Let’s say you're creating Google Spreadsheets from scratch: computer will create the code magically, you just need to design the software.
Where would you start?
The easy way is to copy Excel. The difficult way is to innovate and create something else that fulfills the same need, in a better way.
The reasonable way is to build a better mousetrap — make a spreadsheet that looks familiar but implement something to differentiate it, like the sharing and collaboration.
You start with the core elements— rows, columns, and cells — your bread and butter.
Everything else is a design decision and is under question: functions, sharing, toolbar, buttons, colors…
Design mode means nothing but questions
- How to make it easy for a first-time user?
- How to get out of the way so a regular user can get things done efficiently?
- How to give power to an advanced user?
- How to optimize the experience for each one without hurting the other?
- What do users want to achieve? What features to implement so they can achieve it?
- How do I organize features on the main menu? How to separate and group them? Based on what?
- Where to put Spelling?
- Should I put an option to delete a spreadsheet in the main menu?
- Should you copy by default both the formatting and the value, or just the value?
- What should be the default width and height of a cell?
- What if someone wants to print a huge spreadsheet?
- How to name features and elements in the interface (like formula bar or named ranges)?
- What font is easy on the eye when you work a lot?
- What about colors? Should I limit the color palette and why?
- When does the user need to name the file (if at all)?
- What part of the interface needs to be emphasized and deemphasized?
- Is the default scrollbar good enough?
- What functions do I need to implement, besides SUM and AVERAGE?
- When to display error dialogue? What to write in it?
- Does my user need data validation, conditional formatting, concatenation…?

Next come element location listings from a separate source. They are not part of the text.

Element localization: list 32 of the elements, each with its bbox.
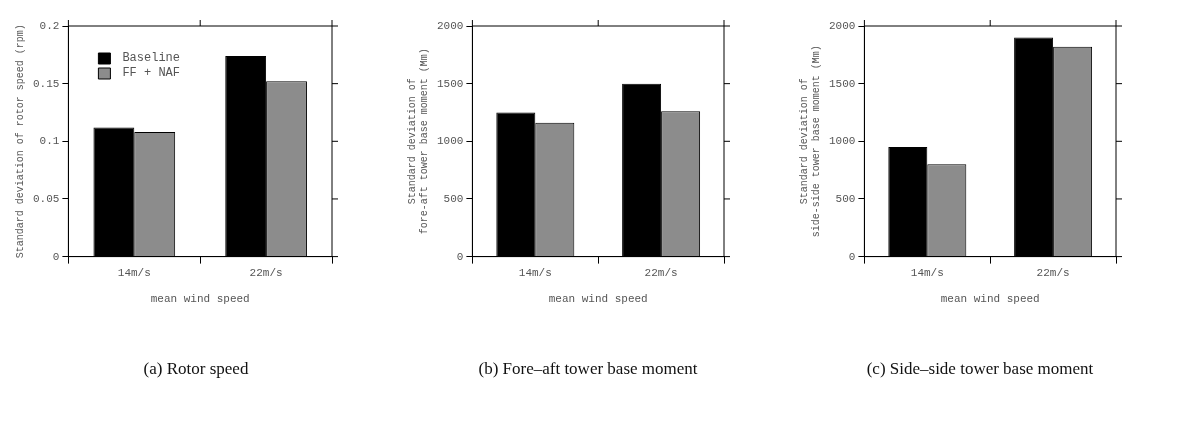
y-axis-title: Standard deviation of side-side tower base moment (Mm) [798, 45, 822, 238]
text: (a) Rotor speed [142, 358, 250, 380]
y-tick-label: 0.1 [39, 135, 60, 148]
text: (b) Fore–aft tower base moment [477, 358, 699, 380]
x-tick-label: 22m/s [644, 267, 678, 280]
y-tick-label: 1500 [829, 77, 856, 90]
x-axis-title: mean wind speed [548, 293, 648, 306]
y-axis-title: Standard deviation of rotor speed (rpm) [14, 24, 26, 259]
x-axis-title: mean wind speed [150, 293, 250, 306]
x-tick-label: 14m/s [518, 267, 552, 280]
legend-label: FF + NAF [122, 66, 181, 81]
x-axis-title: mean wind speed [940, 293, 1040, 306]
y-tick-label: 0.05 [33, 192, 60, 205]
x-tick-label: 14m/s [910, 267, 944, 280]
y-tick-label: 1500 [437, 77, 464, 90]
x-tick-label: 22m/s [249, 267, 283, 280]
y-tick-label: 1000 [829, 135, 856, 148]
legend-label: Baseline [122, 51, 181, 66]
y-tick-label: 0 [848, 250, 856, 263]
y-tick-label: 0.2 [39, 19, 60, 32]
y-axis-title: Standard deviation of fore-aft tower base moment (Mm) [406, 48, 430, 235]
y-tick-label: 2000 [829, 19, 856, 32]
y-tick-label: 1000 [437, 135, 464, 148]
y-tick-label: 0 [456, 250, 464, 263]
y-tick-label: 2000 [437, 19, 464, 32]
y-tick-label: 500 [443, 192, 464, 205]
y-tick-label: 0 [52, 250, 60, 263]
text: (c) Side–side tower base moment [865, 358, 1095, 380]
y-tick-label: 0.15 [33, 77, 60, 90]
y-tick-label: 500 [835, 192, 856, 205]
x-tick-label: 22m/s [1036, 267, 1070, 280]
x-tick-label: 14m/s [117, 267, 151, 280]
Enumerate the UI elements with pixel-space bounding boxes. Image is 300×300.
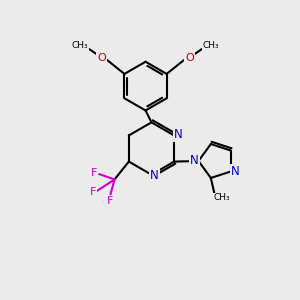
- Text: CH₃: CH₃: [71, 41, 88, 50]
- Text: O: O: [97, 52, 106, 63]
- Text: N: N: [190, 154, 199, 167]
- Text: F: F: [91, 168, 98, 178]
- Text: CH₃: CH₃: [203, 41, 220, 50]
- Text: N: N: [150, 169, 159, 182]
- Text: F: F: [89, 187, 96, 197]
- Text: CH₃: CH₃: [214, 194, 230, 202]
- Text: F: F: [107, 196, 113, 206]
- Text: N: N: [174, 128, 182, 141]
- Text: O: O: [185, 52, 194, 63]
- Text: N: N: [231, 165, 239, 178]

- What spreadsheet software is my user familiar with? Why would they switch?
- If we put auto-save, how to handle it when a user wants to discard all the changes?
- What to put in the context menu?
- What features need shortcuts?
- What to put in the toolbar? How to group and order it?
- What should be the default collaboration options? How fine should the control be?
- What to put in Help?
- How does the app integrate with other apps?
- What if someone wants some esoteric feature that no one else needs?
- How to handle empty slate during user onboarding?
- How to represent text wrapping as an icon?
- How should the complex process of creating a chart look like?
- Should a spreadsheet have infinite rows?
- How to delight the user?
This isn’t even a 1% of what goes into software design
Every good software needs to start with a good design. And the design is never done.
We spent a year and a half designing ActiveCollab and there is still room for improvement. When we say improvement, we mean tiny details that maybe an average user doesn’t notice, but we do. But at least we have a strong foundation on which to improve.